Department of Primary Care, University of Exeter, Exeter, UK.
BMJ Open. 2013 May 28;3(5):e002762. doi: 10.1136/bmjopen-2013-002762.
Patients' trust in general practitioners (GPs) is fundamental to effective clinical encounters. Associations between patients' trust and their perceptions of communication within the consultation have been identified, but the influence of patients' demographic characteristics on these associations is unknown. We aimed to investigate the relative contribution of the patient's age, gender and ethnicity in any association between patients' ratings of interpersonal aspects of the consultation and their confidence and trust in the doctor.

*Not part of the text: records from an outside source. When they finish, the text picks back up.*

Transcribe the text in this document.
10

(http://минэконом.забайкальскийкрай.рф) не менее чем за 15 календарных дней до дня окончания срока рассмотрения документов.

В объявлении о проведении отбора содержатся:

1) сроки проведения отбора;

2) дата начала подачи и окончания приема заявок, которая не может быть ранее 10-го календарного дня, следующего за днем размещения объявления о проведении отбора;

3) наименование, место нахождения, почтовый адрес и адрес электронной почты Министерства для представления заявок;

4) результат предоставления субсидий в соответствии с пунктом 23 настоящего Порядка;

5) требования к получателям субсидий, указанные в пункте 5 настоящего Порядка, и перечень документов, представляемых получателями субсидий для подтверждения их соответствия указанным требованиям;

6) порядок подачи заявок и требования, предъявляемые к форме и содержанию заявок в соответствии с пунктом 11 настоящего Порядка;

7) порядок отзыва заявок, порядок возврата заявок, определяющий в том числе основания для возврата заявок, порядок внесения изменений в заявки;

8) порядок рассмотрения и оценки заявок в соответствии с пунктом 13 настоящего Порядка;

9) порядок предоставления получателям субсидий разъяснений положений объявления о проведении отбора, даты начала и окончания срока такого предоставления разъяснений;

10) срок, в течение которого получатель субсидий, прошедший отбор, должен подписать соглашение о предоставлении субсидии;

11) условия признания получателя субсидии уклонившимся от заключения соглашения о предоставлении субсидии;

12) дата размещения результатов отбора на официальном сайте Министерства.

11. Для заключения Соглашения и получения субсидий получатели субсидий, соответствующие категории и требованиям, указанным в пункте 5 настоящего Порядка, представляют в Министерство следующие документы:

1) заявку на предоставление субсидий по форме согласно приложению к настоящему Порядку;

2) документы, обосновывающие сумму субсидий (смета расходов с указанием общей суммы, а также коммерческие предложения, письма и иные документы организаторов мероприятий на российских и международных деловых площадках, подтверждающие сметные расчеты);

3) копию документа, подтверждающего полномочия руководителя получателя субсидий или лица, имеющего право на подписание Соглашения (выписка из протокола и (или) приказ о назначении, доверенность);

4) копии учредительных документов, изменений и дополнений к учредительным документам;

Secondary analysis of English national GP patient survey data (2009).
Primary Care, England, UK.
Data from year 3 of the GP patient survey: 5 660 217 questionnaires sent to patients aged 18 and over, registered with a GP in England for at least 6 months; overall response rate was 42% after adjustment for sampling design.
We used binary logistic regression analysis to investigate patients' reported confidence and trust in the GP, analysing ratings of 7 interpersonal aspects of the consultation, controlling for patients' sociodemographic characteristics. Further modelling examined moderating effects of age, gender and ethnicity on the relative importance of these 7 predictors.

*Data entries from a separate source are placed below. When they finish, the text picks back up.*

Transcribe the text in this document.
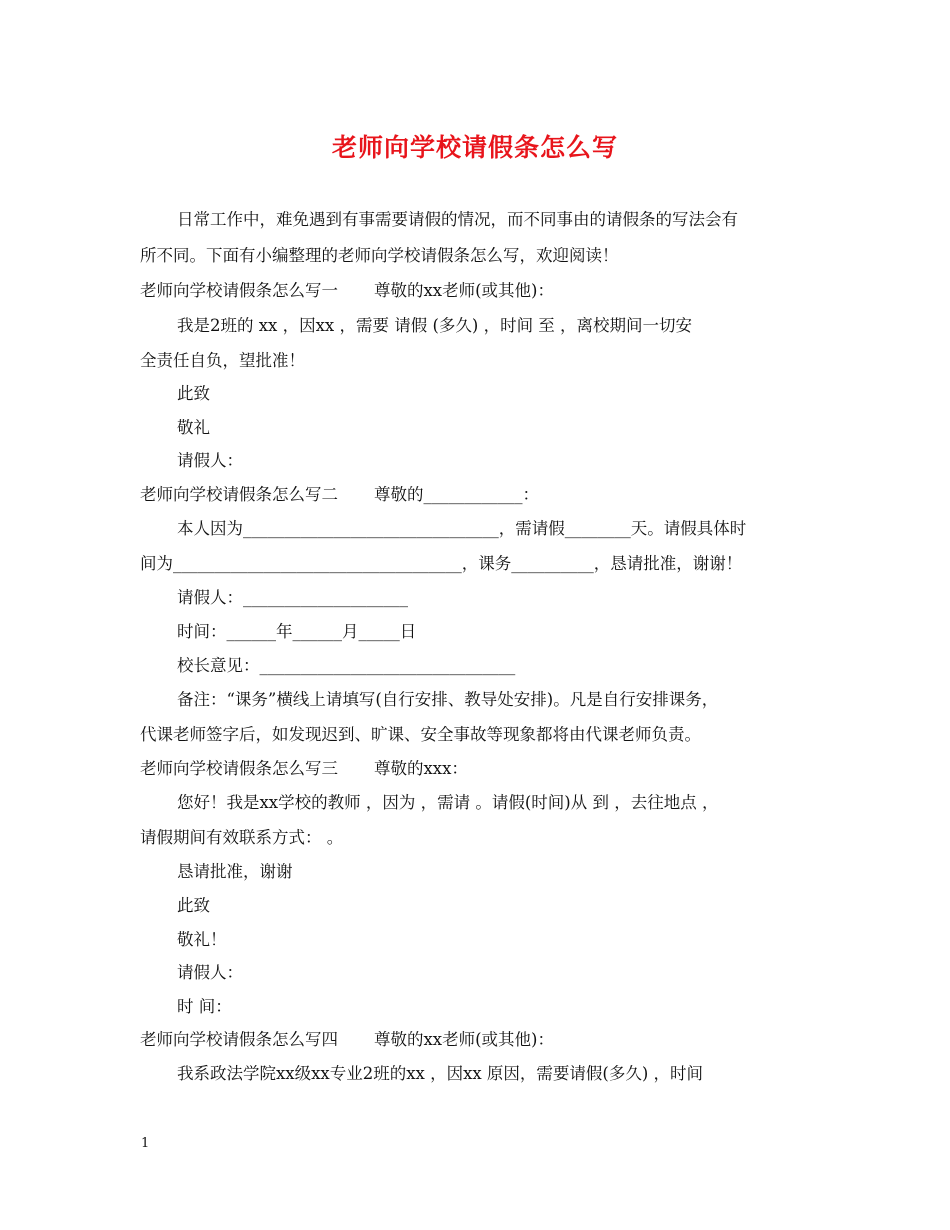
老师向学校请假条怎么写
日常工作中，难免遇到有事需要请假的情况，而不同事由的请假条的写法会有
所不同。下面有小编整理的老师向学校请假条怎么写，欢迎阅读！
老师向学校请假条怎么写一 尊敬的xx老师(或其他)：
我是2班的 xx ，因xx ，需要 请假 (多久) ，时间 至 ，离校期间一切安
全责任自负，望批准！
此致
敬礼
请假人：
老师向学校请假条怎么写二 尊敬的____________：
本人因为_______________________________，需请假________天。请假具体时
间为___________________________________，课务__________，恳请批准，谢谢！
请假人：____________________
时间：______年______月_____日
校长意见：_______________________________
备注：“课务”横线上请填写(自行安排、教导处安排)。凡是自行安排课务，
代课老师签字后，如发现迟到、旷课、安全事故等现象都将由代课老师负责。
老师向学校请假条怎么写三 尊敬的xxx：
您好！我是xx学校的教师 ，因为 ，需请 。请假(时间)从 到 ，去往地点 ，
请假期间有效联系方式： 。
恳请批准，谢谢
此致
敬礼！
请假人：
时 间：
老师向学校请假条怎么写四 尊敬的xx老师(或其他)：
我系政法学院xx级xx专业2班的xx ，因xx 原因，需要请假(多久) ，时间
1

Among 1.5 million respondents (adjusted response rate 42%), the sense of 'being taken seriously' had the strongest association with confidence and trust. The relative importance of the 7 interpersonal aspects of care was similar for men and women. Non-white patients accorded higher priority to being given enough time than did white patients. Involvement in decisions regarding their care was more strongly associated with reports of confidence and trust for older patients than for younger patients.
Associations between patients' ratings of interpersonal aspects of care and their confidence and trust in their GP are influenced by patients' demographic characteristics. Taking account of these findings could inform patient-centred service design and delivery and potentially enhance patients' confidence and trust in their doctor.
患者对全科医生(GP)的信任是临床有效沟通的基础。患者信任与咨询中沟通感知之间存在关联,但患者人口统计学特征对这些关联的影响尚不清楚。我们旨在研究患者对咨询中人际方面的评价与其对医生的信心和信任之间的任何关联中,患者年龄、性别和种族的相对贡献。
对英国国家 GP 患者调查数据(2009 年)的二次分析。
英格兰初级保健。
来自 GP 患者调查第 3 年的数据:向年龄在 18 岁及以上、在英格兰注册至少 6 个月的 GP 患者发送了 5660217 份问卷;经过抽样设计调整后,总体回复率为 42%。
我们使用二元逻辑回归分析调查了患者对 GP 的报告信心和信任,分析了 7 项咨询人际方面的评分,控制了患者的社会人口统计学特征。进一步的模型检验了年龄、性别和种族对这 7 个预测因素的相对重要性的调节作用。
患者对护理人际方面的评价与对 GP 的信心和信任之间的关联受到患者人口统计学特征的影响。考虑到这些发现,可以为以患者为中心的服务设计和提供提供信息,并有可能增强患者对医生的信心和信任。